## Loading all of the necessary libraries

In [None]:
import os
import numpy as np
import pandas as pd
import seaborn as sns
import matplotlib.pyplot as plt
 
from sklearn.metrics import classification_report, confusion_matrix
 
# deep learning libraries
import tensorflow as tf
import keras
from keras.preprocessing.image import ImageDataGenerator
from tensorflow.keras import applications
from keras.models import Sequential, load_model
from keras.layers import Conv2D, MaxPooling2D, GlobalAveragePooling2D, Flatten, Dense, Dropout
from keras.preprocessing import image
from random import sample
from tensorflow.keras.models import load_model
from tensorflow.keras.preprocessing import image
from sklearn.metrics import classification_report

import cv2
 
import warnings
warnings.filterwarnings('ignore')


#define paths to the train, test and val datasets
train_path='/kaggle/input/notebook5ef36487a5/train/'
test_path='/kaggle/input/notebook5ef36487a5/test/'
val_path='/kaggle/input/notebook5ef36487a5/val/'

## Load our csv file with a names of the files belonging to the specific class

In [None]:
# datasets
labels = pd.read_csv("/kaggle/input/nazwy-plikow/nazwy_plikow.csv", sep=',')


# Display the DataFrame
print(labels.head())

## Adding jpg extension to our files

In [None]:
def to_jpg(id):
    return id+".jpg"


labels['zdjecie'] = labels['zdjecie'].apply(to_jpg)
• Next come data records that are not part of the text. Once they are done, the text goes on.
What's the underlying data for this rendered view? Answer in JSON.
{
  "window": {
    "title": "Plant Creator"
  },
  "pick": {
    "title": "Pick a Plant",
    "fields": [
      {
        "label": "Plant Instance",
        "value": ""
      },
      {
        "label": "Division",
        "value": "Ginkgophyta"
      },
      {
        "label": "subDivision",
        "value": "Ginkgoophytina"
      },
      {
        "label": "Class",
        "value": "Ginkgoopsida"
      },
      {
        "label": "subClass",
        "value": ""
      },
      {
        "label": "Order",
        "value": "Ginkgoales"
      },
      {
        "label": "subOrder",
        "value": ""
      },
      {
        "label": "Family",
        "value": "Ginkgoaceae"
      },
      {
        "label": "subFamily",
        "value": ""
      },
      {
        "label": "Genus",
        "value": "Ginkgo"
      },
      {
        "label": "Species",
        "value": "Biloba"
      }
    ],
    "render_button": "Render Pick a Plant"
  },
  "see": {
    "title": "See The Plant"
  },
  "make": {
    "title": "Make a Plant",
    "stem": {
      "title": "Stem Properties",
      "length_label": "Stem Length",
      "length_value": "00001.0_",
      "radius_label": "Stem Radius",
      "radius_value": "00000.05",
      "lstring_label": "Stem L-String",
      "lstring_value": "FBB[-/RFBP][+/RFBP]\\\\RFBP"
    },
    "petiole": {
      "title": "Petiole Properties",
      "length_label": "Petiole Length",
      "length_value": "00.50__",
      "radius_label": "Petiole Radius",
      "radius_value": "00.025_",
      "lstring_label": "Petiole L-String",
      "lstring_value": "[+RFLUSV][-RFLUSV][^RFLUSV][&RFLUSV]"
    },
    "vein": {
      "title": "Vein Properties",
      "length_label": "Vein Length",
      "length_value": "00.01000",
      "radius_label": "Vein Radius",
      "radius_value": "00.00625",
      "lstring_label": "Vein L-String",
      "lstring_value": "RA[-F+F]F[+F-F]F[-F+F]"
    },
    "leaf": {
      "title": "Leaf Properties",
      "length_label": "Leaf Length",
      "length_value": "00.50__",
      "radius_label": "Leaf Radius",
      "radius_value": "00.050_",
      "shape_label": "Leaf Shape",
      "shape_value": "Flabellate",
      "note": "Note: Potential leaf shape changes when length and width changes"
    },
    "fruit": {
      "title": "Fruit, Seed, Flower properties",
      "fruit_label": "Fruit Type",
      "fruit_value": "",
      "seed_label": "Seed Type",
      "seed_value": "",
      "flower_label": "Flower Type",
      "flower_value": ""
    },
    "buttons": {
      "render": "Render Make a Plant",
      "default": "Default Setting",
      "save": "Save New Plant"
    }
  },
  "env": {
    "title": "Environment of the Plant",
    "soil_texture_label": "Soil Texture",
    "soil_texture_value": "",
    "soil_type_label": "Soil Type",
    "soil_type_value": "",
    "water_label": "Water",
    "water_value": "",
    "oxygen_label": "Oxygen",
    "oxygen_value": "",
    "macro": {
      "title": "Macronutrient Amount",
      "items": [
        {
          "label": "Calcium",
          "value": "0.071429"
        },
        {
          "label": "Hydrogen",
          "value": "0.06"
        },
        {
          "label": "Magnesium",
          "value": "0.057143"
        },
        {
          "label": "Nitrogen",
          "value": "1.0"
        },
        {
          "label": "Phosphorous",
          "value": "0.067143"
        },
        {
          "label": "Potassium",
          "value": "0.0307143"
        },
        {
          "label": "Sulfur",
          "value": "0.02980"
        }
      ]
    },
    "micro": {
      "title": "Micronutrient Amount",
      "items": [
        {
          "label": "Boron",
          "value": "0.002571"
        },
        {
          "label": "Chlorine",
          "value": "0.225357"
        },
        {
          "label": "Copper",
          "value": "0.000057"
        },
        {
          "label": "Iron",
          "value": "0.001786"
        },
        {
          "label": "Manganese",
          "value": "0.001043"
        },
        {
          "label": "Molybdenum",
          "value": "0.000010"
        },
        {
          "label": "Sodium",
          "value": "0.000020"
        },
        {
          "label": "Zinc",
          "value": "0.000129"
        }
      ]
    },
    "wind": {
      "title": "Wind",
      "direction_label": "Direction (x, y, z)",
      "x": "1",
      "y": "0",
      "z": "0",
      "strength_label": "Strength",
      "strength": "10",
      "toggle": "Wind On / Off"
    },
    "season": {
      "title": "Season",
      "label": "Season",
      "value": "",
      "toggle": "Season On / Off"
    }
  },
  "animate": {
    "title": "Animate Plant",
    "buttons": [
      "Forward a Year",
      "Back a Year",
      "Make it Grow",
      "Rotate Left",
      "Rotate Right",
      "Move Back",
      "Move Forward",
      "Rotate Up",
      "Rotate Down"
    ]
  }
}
## Data augmentation and pre-processing using tensorflow

In [None]:
gen = ImageDataGenerator(
                rescale=1./255.,
                horizontal_flip = True,
                rotation_range=20,  # Rotate images by up to 20 degrees
                width_shift_range=0.1,  # Shift images horizontally by up to 10% of the width
                height_shift_range=0.1,  # Shift images vertically by up to 10% of the height
                shear_range=0.1,  # Shear transformations
)

train_generator = gen.flow_from_dataframe(
    labels, # dataframe
    directory = train_path,
    x_col = 'zdjecie',
    y_col = 'rasa',
    color_mode="rgb",
    target_size = (256,256), # image height , image width
    class_mode="sparse",
    batch_size=32,
    shuffle=True,
    seed=42,
)


val_gen = ImageDataGenerator(rescale=1./255.)
validation_generator = val_gen.flow_from_dataframe(
    labels, # dataframe
    directory = val_path,
    x_col = 'zdjecie',
    y_col = 'rasa',
    color_mode="rgb",
    target_size = (256,256), # image height , image width
    class_mode="sparse",
    batch_size=32,
    shuffle=True,
    seed=42,
)

In [None]:
#defining all of the class indicies for the train generator
class_indices = train_generator.class_indices
class_indices

## Building our model

In [None]:
# load the InceptionResNetV2 architecture with imagenet weights as base
base_model = tf.keras.applications.InceptionResNetV2(
                    include_top=False,
                    weights='imagenet',
                    input_shape=(256,256,3))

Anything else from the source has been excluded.